企業や、自治体が開催するような種々の講習会や大会で参加者に参加しやすいように
予定を組み替えることは営業努力であると言えます。
しかし、あくまで宗教団体が参加者の予定に合わせるという態度はよくない。
なぜなら、宗教は情報を伝えるのではなく信仰を伝えるからであります。

断固たる、揺るぎない教えを持つ宗教団体は、参加者の意図により教えの方法論を
安易に路線変更することは、同時に宗教性の尊厳を低めることになってしまいます。
そうでないとするならば、三日講習会の目的である修養科の参加人数の増加という明確な理由が必要である。
講習会を開催した結果、修養科の人数が減少したのであれば本末転倒であるし、
こういったシステムを容易に考えつく官僚は頭がよくない。三流企業である。

そういった意味も含め、もう一度、宗教の本質、天理教の歴史的使命を明確に打ち出す必要があるのではないかと思う。
天理教を広めたいのか、少ない子弟を囲い込みたいのか。
もう、天理教は社会では通用しないことを教団幹部は自認し、今存在する人的資源を囲い込むことに官僚が方針転換したのであれば、それはそれで賢明であろう。
しかし、その方法に長期的展望はないのは明白だ。

結論として、三日講習会の目的は理解できるが、修養科や教えの中での存在意義を説明できていない。

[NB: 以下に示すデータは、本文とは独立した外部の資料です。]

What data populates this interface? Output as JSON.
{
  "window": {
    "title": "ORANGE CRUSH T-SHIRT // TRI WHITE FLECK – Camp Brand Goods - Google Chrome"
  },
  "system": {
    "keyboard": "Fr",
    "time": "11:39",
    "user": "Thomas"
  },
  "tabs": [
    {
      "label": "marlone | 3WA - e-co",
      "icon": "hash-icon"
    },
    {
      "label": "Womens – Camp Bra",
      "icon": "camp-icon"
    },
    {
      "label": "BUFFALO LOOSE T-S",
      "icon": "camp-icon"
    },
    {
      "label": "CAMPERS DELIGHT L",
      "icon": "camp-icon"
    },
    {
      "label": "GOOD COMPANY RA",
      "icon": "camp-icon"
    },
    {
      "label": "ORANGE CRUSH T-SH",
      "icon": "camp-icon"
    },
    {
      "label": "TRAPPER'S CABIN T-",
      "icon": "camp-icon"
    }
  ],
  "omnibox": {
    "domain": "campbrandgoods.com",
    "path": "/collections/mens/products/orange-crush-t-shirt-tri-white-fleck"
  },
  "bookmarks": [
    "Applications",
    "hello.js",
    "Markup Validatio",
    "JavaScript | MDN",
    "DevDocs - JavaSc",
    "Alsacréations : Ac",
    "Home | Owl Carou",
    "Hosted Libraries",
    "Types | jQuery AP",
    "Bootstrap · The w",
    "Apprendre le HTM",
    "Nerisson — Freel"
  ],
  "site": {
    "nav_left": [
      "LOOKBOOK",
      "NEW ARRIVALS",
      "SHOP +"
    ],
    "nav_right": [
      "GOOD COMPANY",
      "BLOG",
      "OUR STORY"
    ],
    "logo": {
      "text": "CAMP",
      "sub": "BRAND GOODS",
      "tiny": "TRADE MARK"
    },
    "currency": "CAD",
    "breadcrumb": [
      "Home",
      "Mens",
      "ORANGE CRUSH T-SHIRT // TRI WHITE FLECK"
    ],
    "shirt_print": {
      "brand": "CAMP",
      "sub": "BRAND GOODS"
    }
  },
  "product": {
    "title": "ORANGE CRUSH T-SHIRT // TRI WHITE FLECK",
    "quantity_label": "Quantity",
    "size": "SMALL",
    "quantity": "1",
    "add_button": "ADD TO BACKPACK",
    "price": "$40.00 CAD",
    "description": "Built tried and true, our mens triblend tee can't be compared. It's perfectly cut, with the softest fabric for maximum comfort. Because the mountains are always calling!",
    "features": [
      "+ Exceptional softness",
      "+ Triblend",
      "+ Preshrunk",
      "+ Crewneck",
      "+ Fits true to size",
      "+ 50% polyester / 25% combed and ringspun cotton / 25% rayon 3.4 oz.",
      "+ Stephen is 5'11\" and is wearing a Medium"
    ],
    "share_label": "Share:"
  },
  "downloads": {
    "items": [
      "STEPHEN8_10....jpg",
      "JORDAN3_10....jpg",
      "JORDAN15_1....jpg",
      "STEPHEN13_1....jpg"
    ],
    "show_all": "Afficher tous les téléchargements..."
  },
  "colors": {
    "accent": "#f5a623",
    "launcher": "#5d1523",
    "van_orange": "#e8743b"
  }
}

もう一つ、HPから講習会の概略を5分間の動画で説明してくれるコンテンツがある。
ここで、気づいたことの一つに、講習会ではビデオ教材を多用するという点である。

ビデオを使用するのに、何故奈良まで行かなくてはならないのであろうか?
「いや、ビデオはビデオであって、その要旨は講師が伝えます」だって?
じゃ、その講師込みのビデオを是非作ってください。

もし、講師の伝えることが大切ならばビデオを使う理由が見当たらないはずだ。
ビデオを使うことで基本的な教理知識の統一や、講師側の負担を減少する
ということであるならば教会本部は「講師の質が低下している」ことを暗に示していると
解釈できるのは自然である。そして、これを理由にしてしまうと、その理路の行き着く先は天理教の衰退でしかない。
講師によって、「○○と言う」人と「△△と言う」人と「□□と言う」人と違いがあることに危惧を感じているのであろう。本来であれば、そういった個人の違いも「個性」として内包されていたものの、それができなくなっている今、講師によって天理教解釈に決定的な違いや、看過できない事態が生じていると思われる。
それが、天理教の求心力の低下と結びついていると考えられる。

そこまで、私のように半ば妄想的に考えられているとは思わないが、
天理教の行いは少々「それってどうなの?」ということが非常に多い。
それは、また宗教という中で寛大さを失って、あーだこーだと目先の利益を追求する企業の悪あがきのようにも思える。

1年、2年後の天理教よりも、是非10年50年後の天理教のビジョンをど~んと示して頂きたいものだ。